Akbelen Ormanı’ndaki kıyım Anayasa Mahkemesi’ne taşındı

Akbelen Ormanı kesimleri hakkında, Limak‘ın sahibi Nihat Özdemir ve IC İçtaş‘ın sahibi İbrahim Çeçen başta olmak üzere ilgili yetkililer hakkında Anayasa Mahkemesi’ne başvuruda bulunuldu.

24 Temmuz’da başlayan ve çevresel hasara yol açan orman kesimlerine ilişkin şikayetler, yerel mahkemeler tarafından reddedilmişti. Bu karar üzerine, Akbelen Ormanı’ndaki kesimlerle ilgili olarak sorumluluğu bulunan yetkililere karşı davanın gönüllü avukatı İsmail Hakkı Atal, İkizköy’deki çevre derneği KARDOK adına Anayasa Mahkemesi’ne başvurdu. Başvuru, ağır çevresel zararların yanı sıra, Yeniköy ve Kemerköy termik santrallerinin faaliyetleri nedeniyle halk sağlığına olan etkilerini de gündeme getiriyor.

Anayasa Mahkemesi’ne yapılan başvuru, orman kesimlerinin hukuki, çevresel ve toplumsal etkilerini detaylı bir şekilde ele alıyor. Başvuruda, termik santrallerin işletilmesinin yıllık 44 milyar Türk Lirası sağlık maliyetine neden olduğu ve Bodrum‘un su kaynaklarına zarar verdiği belirtiliyor. Ayrıca, bölgenin turizm gelirlerine potansiyel zararlar ve ekolojik dengenin bozulması gibi konular mahkemenin dikkatine sunuluyor.

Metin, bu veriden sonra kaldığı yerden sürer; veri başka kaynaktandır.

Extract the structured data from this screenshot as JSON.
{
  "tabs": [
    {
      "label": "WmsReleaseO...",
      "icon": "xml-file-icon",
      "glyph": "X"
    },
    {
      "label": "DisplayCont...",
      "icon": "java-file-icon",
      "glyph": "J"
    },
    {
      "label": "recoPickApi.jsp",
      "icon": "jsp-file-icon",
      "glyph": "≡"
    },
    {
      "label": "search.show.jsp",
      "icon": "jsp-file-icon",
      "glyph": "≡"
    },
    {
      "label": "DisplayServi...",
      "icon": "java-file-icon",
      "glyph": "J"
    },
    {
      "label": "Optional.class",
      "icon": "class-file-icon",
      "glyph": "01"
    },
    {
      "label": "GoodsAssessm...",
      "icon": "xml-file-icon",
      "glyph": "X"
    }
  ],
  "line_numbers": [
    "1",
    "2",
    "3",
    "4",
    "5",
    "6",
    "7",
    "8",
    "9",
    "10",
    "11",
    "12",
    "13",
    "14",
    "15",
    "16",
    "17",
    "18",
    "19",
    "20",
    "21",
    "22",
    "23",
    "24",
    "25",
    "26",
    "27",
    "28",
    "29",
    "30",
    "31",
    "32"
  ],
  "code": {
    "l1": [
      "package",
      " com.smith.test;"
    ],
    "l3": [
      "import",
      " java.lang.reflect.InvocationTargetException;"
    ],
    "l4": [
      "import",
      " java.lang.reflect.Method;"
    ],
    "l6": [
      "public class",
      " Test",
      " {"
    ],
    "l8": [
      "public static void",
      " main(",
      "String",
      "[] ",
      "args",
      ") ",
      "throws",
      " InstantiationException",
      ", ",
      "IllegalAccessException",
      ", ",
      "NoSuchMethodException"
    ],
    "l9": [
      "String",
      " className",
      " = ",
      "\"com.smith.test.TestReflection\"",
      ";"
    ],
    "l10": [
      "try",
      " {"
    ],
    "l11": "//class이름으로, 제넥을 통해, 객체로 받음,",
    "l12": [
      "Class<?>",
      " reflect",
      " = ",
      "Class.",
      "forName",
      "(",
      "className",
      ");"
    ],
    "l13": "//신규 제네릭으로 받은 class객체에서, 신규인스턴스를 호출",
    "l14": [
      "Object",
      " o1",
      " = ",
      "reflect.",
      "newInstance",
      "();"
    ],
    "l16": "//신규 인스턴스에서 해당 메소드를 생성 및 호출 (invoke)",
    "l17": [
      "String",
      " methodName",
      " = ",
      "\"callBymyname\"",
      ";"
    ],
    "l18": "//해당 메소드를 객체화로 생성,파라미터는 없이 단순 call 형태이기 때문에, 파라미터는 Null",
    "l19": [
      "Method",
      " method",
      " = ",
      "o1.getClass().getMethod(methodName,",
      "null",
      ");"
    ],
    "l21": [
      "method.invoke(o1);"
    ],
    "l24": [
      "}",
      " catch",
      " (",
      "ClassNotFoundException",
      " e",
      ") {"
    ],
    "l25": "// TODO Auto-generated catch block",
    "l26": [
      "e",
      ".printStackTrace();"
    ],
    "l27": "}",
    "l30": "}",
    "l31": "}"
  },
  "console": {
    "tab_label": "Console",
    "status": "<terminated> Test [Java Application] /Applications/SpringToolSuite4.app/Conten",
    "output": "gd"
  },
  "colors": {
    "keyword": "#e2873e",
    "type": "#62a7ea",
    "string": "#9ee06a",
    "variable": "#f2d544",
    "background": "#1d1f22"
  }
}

Akbelen, YK Enerji’nin madeni için patlatılan dinamitlerle toz içinde kaldı
Akbelen’de gece gündüz iş makinaları çalışıyor
Akbelen’de büyük buluşma: Köylerimizi bu topraklardan sökemeyeceksiniz

‘Devletin birliğini ve ülke bütünlüğünü bozmak’ suçlaması yer aldı

Akbelen Ormanı kesimleriyle ilgili olarak Limak’ın sahibi Nihat Özdemir, IC İçtaş’ın sahibi İbrahim Çeçen, eski Muğla Valisi Orhan Tavlı, şirket CEO’su Serhat Dinç ve Orman Genel Müdürü Bekir Karacabey hakkında, Türk Ceza Kanunu‘nun 302. maddesi gereğince “Devletin birliğini ve ülke bütünlüğünü bozmak” suçlamasıyla 14 Ağustos 2023 tarihinde Milas Cumhuriyet Başsavcılığı‘na şikayet dilekçesi sunulmuştu.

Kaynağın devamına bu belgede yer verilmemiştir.